Image Photo courtesy of the Laboratory of Neuro Imaging at UCLA.
Sometimes—as in the case of neuroscience—scientists and researchers seem to be saying several contradictory things at once. Yes, opposing claims can both be true, given different context and levels of description. But which is it, Neuroscientists? Do we have “neuroplasticity”—the ability to change our brains, and therefore our behavior? Or are we “hard-wired” to be a certain way by innate structures.
The debate long predates the field of neuroscience. It figured prominently in the work, for example, of John Locke and other early modern theorists of cognition—which is why Locke is best known as the theorist of tabula rasa. In “Some Thoughts Concerning Education,” Locke mostly denies that we are able to change much at all in adulthood.
Personality, he reasoned, is determined not by biology, but in the “cradle” by “little, almost insensible impressions on our tender infancies.” Such imprints “have very important and lasting consequences.” Sorry, parents. Not only did your kid get wait-listed for that elite preschool, but their future will also be determined by millions of sights and sounds that happened around them before they could walk.
It’s an extreme, and unscientific, contention, fascinating as it may be from a cultural standpoint. Now we have psychedelic-looking brain scans popping up in our news feeds all the time, promising to reveal the true origins of consciousness and personality. But the conclusions drawn from such research are tentative and often highly contested.
So what does science say about the eternally mysterious act of artistic creation? The abilities of artists have long seemed to us godlike, drawn from supernatural sources, or channeled from other dimensions. Many neuroscientists, you may not be surprised to hear, believe that such abilities reside in the brain. Moreover, some think that artists’ brains are superior to those of mediocre ability.
Or at least that artists’ brains have more gray and white matter than “right-brained” thinkers in the areas of “visual perception, spatial navigation and fine motor skills.” So writes Katherine Brooks in a Huffington Post summary of “Drawing on the right side of the brain: A voxel-based morphometry analysis of observational drawing.” The 2014 study, published at NeuroImage, involved a very small sampling of graduate students, 21 of whom were artists, 23 of whom were not. All 44 students were asked to complete drawing tasks, which were then scored and compared to images of their brain taken by a method called “voxel-based morphometry.”

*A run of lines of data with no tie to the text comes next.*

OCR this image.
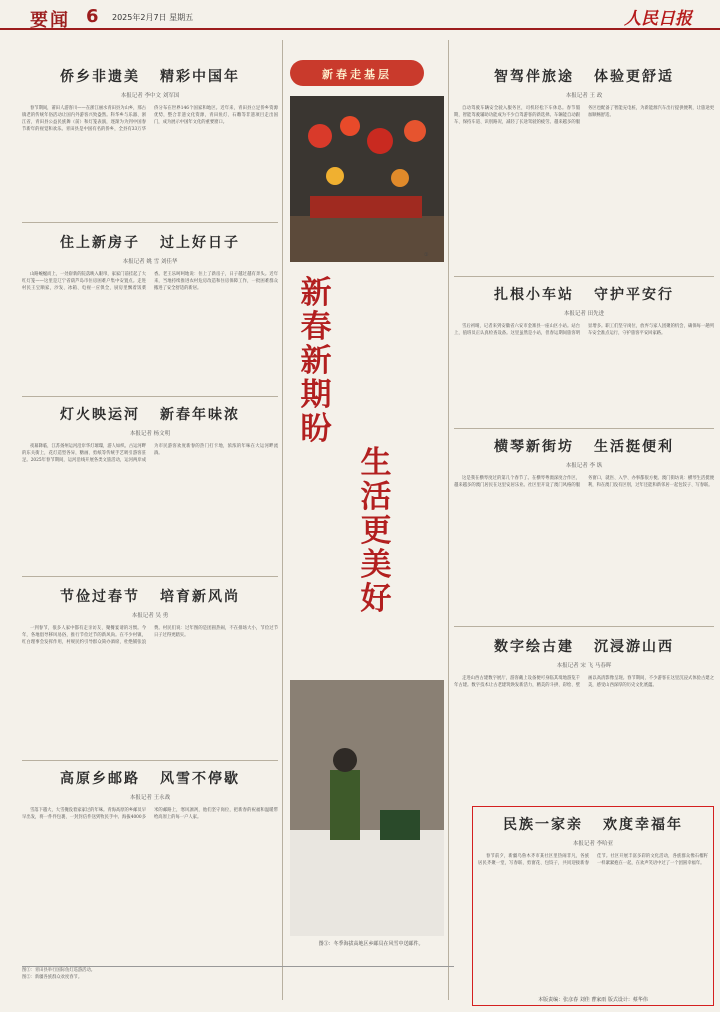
要闻 6 2025年2月7日 星期五	人民日报
侨乡非遗美 精彩中国年
本报记者 李中文 刘军国
春节期间，莆田人游客川——在浙江丽水青田县为山乡，那古镇老的传统年俗活动让国内外游客兴致盎然。科华乡与乐器、浙江省，青田县公益民族舞（前）和灯笼表演，逐渐为为到中国春节新年的视觉和欢乐。青田县是中国有名的侨乡，全县有33万华侨分布在世界146个国家和地区。近年来，青田县立足侨乡资源优势，整合非遗文化资源，青田鱼灯、石雕等非遗项目走出国门，成为展示中国年文化的重要窗口。
住上新房子 过上好日子
本报记者 姚 雪 刘佳华
山路蜿蜒而上，一处崭新的院落映入眼帘，家家门前挂起了大红灯笼——这里是辽宁省葫芦岛市住房困难户集中安置点。走进村民王宝顺家，沙发、冰箱、电视一应俱全，厨房里飘着饭菜香。老王乐呵呵地说：住上了新房子，日子越过越有奔头。近年来，当地持续推进农村危房改造和住房保障工作，一批困难群众搬进了安全舒适的新居。
灯火映运河 新春年味浓
本报记者 杨文明
夜幕降临，江苏扬州运河沿岸华灯璀璨，游人如织。古运河畔的东关街上，花灯造型各异，糖画、剪纸等传统手艺吸引游客驻足。2025年春节期间，运河沿线开展各类文旅活动，运河两岸成为市民游客欢度新春的热门打卡地，浓浓的年味在大运河畔流淌。
节俭过春节 培育新风尚
本报记者 吴 勇
一到春节，很多人家中都有走亲访友、聚餐宴请的习惯。今年，各地倡导移风易俗，推行节俭过节的新风尚。在不少村镇，红白理事会发挥作用，村规民约引导群众简办酒席，杜绝铺张浪费。村民们说：过年图的是团圆热闹，不在排场大小，节俭过节日子过得更踏实。
高原乡邮路 风雪不停歇
本报记者 王永战
雪落下越大，大雪掩没着家家过的年味。青海高原的乡邮员早早出发，将一件件包裹、一封封信件送到牧民手中。海拔4000多米的邮路上，寒风凛冽，他们坚守岗位，把新春的祝福和温暖带给高原上的每一户人家。
新春走基层
①
新春新期盼
生活更美好
图③：冬季海拔高地区乡邮员在风雪中送邮件。
智驾伴旅途 体验更舒适
本报记者 王 政
自动驾驶车辆安全驶入服务区，司机轻松下车休息。春节假期，智能驾驶辅助功能成为不少自驾游客的新选择。车辆能自动跟车、保持车道、识别路况，减轻了长途驾驶的疲劳。越来越多的服务区也配备了智能充电桩，为新能源汽车出行提供便利，让旅途更加顺畅舒适。
扎根小车站 守护平安行
本报记者 田先进
雪后初晴，记者来到安徽省六安市金寨县一座山区小站。站台上，值班员正认真检查设备。这里虽然是小站，但春运期间旅客明显增多。职工们坚守岗位，放弃与家人团聚的机会，确保每一趟列车安全准点运行，守护旅客平安回家路。
横琴新街坊 生活挺便利
本报记者 李 纵
这是我在横琴度过的第几个春节了。在横琴粤澳深度合作区，越来越多的澳门居民在这里安居乐业。社区里开设了澳门风格的服务窗口，就医、入学、办事都很方便。澳门街坊说：横琴生活挺便利，和在澳门没有区别，过年还能和新邻居一起包饺子、写春联。
数字绘古建 沉浸游山西
本报记者 宋 飞 马春晖
走进山西古建数字展厅，游客戴上设备便可身临其境地游览千年古建。数字技术让古老建筑焕发新活力，精美的斗拱、彩绘、壁画以高清影像呈现。春节期间，不少游客在这里沉浸式体验古建之美，感受山西深厚的历史文化底蕴。
民族一家亲 欢度幸福年
本报记者 李哈亚
春节前夕，新疆乌鲁木齐市某社区里热闹非凡，各族居民齐聚一堂，写春联、剪窗花、包饺子，共同迎接新春佳节。社区开展丰富多彩的文化活动，各族群众像石榴籽一样紧紧抱在一起，在欢声笑语中过了一个团圆幸福年。
本版责编：张彦春 刘佳 曹家雨 版式设计：蔡华伟
图①：青田县举行国际鱼灯巡游活动。
图②：新疆各族群众欢度春节。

“The people who are better at drawing really seem to have more developed structures in regions of the brain that control for fine motor performance and what we call procedural memory,” the study’s lead author, Rebecca Chamberlain of Belgium’s KU Leuven University, told the BBC. (Hear her segment on BBC Radio 4’s Inside Science here.) Does this mean, as Artnet News claims in their quick take, that “artists’ brains are more fully developed?”
It’s a juicy headline, but the findings of this limited study, while “intriguing,” are “far from conclusive.” Nonetheless, it marks an important first step. “No studies” thus far, Chamberlain says, “have assessed the structural differences associated with representational skills in visual arts.” Would a dozen such studies resolve questions about causality–nature or nurture? As usual, the truth probably lies somewhere in-between.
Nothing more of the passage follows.